With aggressive, rocket-armed sophomore Patrick Mahomes at QB, Watkins’ pedigree, contract and red-zone chops make him a cheaper alternative (and possibly even superior in a vacuum) than Tyreek Hill to get involved on an exciting Chiefs offense.
Tyrell Williams, WR, LAC: After an incredibly promising 2016 which saw him finish as the overall WR18 with a 69/1,059/7 split in Keenan Allen’s absence, Tyrell Williams disappointed to a WR43 finish in 2017. But as the table in the Sammy Watkins section shows, Tyrell Williams was still incredibly efficient (8th in FPs/Tgt among the top 50 PPR WRs). This efficiency is further illustrated in the Adjusted Yards Per Attempt metric, showing how effective Philip Rivers’ targets have been depending on the receiver.
While Hunter Henry’s ACL tear is a big blow to Rivers and the Chargers in general, it opens up a lot of targets for other players.
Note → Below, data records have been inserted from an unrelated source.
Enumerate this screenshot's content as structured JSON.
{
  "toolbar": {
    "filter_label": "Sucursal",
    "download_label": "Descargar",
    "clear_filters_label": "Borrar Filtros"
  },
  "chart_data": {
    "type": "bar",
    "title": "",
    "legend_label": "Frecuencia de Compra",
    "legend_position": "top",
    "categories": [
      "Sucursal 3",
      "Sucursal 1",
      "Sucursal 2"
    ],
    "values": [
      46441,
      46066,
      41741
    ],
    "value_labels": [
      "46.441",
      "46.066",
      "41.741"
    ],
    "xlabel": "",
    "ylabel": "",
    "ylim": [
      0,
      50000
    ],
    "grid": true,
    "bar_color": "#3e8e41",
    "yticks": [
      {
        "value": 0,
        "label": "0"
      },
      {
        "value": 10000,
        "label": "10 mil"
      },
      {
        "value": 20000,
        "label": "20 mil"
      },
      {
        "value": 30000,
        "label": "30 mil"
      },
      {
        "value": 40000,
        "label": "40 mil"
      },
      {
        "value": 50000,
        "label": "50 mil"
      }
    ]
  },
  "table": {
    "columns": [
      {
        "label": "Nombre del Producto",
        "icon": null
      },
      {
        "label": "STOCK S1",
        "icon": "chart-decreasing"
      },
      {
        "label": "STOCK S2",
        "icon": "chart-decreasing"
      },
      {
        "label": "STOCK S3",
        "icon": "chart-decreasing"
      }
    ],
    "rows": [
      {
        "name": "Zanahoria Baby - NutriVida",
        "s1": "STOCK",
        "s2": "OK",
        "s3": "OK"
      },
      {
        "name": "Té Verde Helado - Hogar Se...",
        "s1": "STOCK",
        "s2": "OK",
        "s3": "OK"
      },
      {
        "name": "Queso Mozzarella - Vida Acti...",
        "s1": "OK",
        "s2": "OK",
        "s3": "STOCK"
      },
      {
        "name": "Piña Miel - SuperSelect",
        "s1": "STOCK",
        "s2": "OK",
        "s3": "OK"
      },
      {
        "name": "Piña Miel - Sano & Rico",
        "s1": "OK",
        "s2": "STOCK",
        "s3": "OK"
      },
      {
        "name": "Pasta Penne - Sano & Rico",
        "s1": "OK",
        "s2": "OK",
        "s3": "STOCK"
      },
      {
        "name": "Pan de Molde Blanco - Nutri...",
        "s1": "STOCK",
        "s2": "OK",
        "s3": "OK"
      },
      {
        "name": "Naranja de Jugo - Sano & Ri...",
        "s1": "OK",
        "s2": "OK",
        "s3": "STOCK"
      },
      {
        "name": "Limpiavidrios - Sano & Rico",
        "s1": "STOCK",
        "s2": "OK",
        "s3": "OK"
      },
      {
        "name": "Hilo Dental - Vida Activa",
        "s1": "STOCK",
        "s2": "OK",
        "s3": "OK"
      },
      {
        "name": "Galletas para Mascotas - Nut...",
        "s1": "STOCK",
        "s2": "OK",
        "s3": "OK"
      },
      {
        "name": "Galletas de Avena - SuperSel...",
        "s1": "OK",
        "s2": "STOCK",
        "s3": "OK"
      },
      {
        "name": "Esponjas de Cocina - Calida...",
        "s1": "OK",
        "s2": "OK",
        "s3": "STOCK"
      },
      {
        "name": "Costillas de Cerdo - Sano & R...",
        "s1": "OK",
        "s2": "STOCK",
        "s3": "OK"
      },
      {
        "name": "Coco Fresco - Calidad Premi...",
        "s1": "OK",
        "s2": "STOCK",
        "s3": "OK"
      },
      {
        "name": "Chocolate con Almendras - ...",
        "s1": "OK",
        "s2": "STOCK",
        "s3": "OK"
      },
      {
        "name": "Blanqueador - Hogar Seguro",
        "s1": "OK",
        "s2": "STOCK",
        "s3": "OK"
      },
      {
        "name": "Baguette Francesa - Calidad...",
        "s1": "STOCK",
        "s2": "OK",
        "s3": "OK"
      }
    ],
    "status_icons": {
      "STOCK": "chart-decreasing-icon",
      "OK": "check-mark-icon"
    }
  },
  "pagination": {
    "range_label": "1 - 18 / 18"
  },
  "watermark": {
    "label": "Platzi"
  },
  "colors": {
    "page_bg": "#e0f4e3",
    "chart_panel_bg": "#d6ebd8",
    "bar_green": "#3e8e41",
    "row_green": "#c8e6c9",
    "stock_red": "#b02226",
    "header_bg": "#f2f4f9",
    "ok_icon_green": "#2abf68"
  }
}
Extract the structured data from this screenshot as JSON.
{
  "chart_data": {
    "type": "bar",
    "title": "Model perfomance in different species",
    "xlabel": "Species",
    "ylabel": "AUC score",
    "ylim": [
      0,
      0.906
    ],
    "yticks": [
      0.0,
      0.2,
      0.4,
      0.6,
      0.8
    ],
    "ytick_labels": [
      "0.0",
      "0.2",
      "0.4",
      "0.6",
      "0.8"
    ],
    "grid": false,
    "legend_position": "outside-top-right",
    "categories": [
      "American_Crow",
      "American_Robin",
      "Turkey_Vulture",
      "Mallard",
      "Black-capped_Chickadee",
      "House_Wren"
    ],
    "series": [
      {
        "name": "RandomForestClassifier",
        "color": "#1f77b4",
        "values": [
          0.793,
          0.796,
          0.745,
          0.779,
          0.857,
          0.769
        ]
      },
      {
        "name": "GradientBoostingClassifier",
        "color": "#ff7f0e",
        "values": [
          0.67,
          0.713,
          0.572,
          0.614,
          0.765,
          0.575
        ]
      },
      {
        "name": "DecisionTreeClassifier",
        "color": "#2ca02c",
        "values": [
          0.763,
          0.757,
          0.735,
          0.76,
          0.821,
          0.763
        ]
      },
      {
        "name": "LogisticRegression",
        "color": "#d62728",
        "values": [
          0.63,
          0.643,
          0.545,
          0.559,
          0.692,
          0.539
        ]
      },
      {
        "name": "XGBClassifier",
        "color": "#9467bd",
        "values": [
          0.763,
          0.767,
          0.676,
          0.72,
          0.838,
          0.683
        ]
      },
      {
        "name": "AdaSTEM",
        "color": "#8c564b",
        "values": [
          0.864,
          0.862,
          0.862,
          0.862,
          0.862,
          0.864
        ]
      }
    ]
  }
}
Mike Williams’ lost rookie season falls into a dangerous correlation of rookie year injury/ineffectiveness and bust status. Travis Benjamin is more of a return-man and gadget player and was out-snapped by 18 snaps per game by Tyrell Williams last season.
Keenan Allen most likely reached his reasonable target ceiling (159) in 2017, leaving a major vacuum that Williams has shown he can fill. With an ADP in the 14th round, Williams is a no-risk, high reward player that should at worst be a solid bye-week ceiling play.
Patrick Mahomes, QB, KC: Apparently trading up to take Mahomes in the 1st round of the 2017 draft lit a fire under a previously risk-averse Alex Smith. A more-aggressive Smith ended up as the QB3 last season, but the Chiefs knew the future was in the rocket-armed, downfield-minded Mahomes and traded Smith this offseason.
Under the exact same system that allowed a less-talented Smith an elite 2017 fantasy season plus adding Watkins, Mahomes is a prime breakout candidate. He has a full year of practice and observation under his belt and showed excellent poise in his lone 2017 start (Week 17). There is a lot of ADP incongruity with the Chiefs: by definition, if Hill, Kelce, and Watkins all live up to their ADP, Mahomes will be a top-tier fantasy QB.
Mahomes can easily be this year’s Carson Wentz or Deshaun Watson. With an 11th round ADP as QB16, you are getting massive upside with a small level of draft capital investment. Load up on WR/RB talent early, and draft Mahomes on your way to a championship.